Also from the FuzzDog comments; try changing R5 from 10k to 17k. That's supposed to solve the volume drop issues and probably gives you a little extra when 'Depth' is fully cranked. If you make the that change, you might as well also use a 5k pot for 'Depth'. No reason for that special value pot except to bring the gain slightly up.

Disclaimer: I haven't tried these mods yet.


----------



## NKCPedals

I have a 5k on the depth, no issues here. I was wondering if anyone could chime in a way to maybe get a shorter dwell minimum to really make this thing anything from a tight springy slap to a cavernous beast?


----------



## daeg

NKCPedals said:


> I have a 5k on the depth, no issues here. I was wondering if anyone could chime in a way to maybe get a shorter dwell minimum to really make this thing anything from a tight springy slap to a cavernous beast?


TLDR; no.

The way it's designed, you'll never be able to get a slap. The signal goes from a delay with a minimum of 30ms (IIRC) and then into a pseudo reverb chip with a non-adjustable 2.85 seconds of delay time. You can turn Dwell to zero to kill any regeneration, but then you'll still have about 3 second of happenings happening.

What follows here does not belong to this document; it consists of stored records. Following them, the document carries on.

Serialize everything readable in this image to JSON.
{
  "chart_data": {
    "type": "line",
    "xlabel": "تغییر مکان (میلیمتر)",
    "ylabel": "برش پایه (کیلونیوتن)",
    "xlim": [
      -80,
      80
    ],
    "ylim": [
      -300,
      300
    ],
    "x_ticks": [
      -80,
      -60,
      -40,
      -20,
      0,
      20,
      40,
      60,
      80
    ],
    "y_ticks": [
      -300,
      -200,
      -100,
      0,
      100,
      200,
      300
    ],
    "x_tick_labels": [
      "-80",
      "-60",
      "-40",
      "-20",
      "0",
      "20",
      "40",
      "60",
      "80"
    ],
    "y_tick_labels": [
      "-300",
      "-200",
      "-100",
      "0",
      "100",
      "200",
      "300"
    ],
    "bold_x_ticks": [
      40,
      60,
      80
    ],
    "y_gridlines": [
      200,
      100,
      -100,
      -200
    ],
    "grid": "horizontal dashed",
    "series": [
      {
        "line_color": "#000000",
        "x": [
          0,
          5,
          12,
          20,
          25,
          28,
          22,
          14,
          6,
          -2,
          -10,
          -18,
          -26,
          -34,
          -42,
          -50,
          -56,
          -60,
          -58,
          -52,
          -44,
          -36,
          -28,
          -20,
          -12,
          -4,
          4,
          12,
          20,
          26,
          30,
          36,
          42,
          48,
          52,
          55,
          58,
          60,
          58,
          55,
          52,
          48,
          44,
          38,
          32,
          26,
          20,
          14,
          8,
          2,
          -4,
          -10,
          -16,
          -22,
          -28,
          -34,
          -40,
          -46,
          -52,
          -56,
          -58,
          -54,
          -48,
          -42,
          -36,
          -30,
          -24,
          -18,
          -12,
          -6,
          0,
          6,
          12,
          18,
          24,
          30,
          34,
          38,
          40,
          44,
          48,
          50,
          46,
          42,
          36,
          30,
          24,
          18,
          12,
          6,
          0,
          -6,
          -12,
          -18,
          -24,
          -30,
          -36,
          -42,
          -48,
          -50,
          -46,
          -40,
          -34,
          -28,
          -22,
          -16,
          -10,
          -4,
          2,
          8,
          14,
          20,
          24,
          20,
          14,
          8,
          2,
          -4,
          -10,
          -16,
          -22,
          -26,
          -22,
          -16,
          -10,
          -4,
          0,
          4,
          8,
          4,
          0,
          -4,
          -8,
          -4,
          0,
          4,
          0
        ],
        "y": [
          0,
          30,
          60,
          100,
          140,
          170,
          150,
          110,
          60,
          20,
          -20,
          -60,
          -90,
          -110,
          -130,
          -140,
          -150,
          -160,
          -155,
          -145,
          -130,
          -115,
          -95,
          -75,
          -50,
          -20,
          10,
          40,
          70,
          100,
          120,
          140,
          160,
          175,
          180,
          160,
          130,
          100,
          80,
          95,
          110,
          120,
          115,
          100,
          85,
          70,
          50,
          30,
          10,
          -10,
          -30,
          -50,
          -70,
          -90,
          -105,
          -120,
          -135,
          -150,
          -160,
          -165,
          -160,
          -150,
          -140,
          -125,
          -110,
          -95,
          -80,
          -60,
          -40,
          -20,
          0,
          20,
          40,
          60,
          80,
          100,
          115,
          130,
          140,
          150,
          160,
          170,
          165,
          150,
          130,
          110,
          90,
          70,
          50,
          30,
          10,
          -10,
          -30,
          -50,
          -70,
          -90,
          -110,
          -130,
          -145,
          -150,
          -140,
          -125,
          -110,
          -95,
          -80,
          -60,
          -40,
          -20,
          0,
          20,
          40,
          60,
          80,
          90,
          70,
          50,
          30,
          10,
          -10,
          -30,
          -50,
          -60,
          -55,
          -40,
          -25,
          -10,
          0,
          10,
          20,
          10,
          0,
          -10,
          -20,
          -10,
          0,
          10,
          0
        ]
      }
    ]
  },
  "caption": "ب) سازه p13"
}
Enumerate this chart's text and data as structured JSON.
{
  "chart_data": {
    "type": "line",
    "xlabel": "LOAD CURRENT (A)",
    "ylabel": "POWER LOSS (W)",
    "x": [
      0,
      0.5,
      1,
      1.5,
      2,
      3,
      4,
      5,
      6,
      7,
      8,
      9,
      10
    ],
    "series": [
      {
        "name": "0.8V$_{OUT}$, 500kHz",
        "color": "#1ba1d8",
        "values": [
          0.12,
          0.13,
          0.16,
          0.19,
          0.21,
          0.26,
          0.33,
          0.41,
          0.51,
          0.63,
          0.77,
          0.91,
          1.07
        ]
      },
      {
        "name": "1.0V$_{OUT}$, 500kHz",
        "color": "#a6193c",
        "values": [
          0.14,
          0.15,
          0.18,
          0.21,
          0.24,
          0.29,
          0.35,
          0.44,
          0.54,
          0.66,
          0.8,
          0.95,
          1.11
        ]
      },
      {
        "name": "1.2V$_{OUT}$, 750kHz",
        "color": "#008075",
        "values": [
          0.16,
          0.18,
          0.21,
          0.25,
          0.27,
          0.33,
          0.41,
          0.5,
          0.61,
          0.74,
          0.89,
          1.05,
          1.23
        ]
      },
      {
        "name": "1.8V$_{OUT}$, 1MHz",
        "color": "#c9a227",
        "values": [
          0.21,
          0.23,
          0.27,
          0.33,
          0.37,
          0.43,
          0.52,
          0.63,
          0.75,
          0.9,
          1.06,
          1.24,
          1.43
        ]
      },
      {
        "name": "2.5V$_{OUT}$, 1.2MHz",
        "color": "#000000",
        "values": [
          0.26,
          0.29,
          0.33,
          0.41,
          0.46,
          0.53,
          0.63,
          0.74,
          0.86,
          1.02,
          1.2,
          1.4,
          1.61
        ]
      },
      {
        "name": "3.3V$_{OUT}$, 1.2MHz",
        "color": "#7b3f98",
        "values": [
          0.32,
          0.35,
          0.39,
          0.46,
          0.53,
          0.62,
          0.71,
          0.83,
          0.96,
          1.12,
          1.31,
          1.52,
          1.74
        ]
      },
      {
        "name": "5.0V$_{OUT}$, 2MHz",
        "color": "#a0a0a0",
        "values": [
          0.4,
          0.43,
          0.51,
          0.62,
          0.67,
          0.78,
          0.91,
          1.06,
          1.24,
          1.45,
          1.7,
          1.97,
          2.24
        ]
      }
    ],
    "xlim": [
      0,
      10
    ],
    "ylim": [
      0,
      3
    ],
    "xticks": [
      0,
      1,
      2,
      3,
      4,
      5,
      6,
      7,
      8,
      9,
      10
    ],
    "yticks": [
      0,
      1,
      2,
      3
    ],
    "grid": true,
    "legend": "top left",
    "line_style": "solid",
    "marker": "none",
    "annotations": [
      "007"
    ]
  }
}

It wouldn't be impossible to route the delay around the reverb, but then you'd need extra controls, and you simply can't fit much more in a 125B enclosure with the Belton Brick IC.


----------



## daeg

Also, I built the Spirit Box with a few of the mods suggested in Fuzzdogs comments. If I were to build another I'd do whatever mod was suggested to bring up the output volume a little. The mod to increase max regen was kind of pointless because once it starts to do runaway feedback the volume goes through the roof and becomes unusable. You could add some clippers at the PT2399 input to limit the swing, but then you have a filtering section not designed for those harmonics.

After months of tinkering, I decided the Ghost Echo simply sounds as good as any PT2399 reverb is going to get. Especially in the 125B footprint. It _does_ sound surprisingly good, so try to enjoy it for what it is.


----------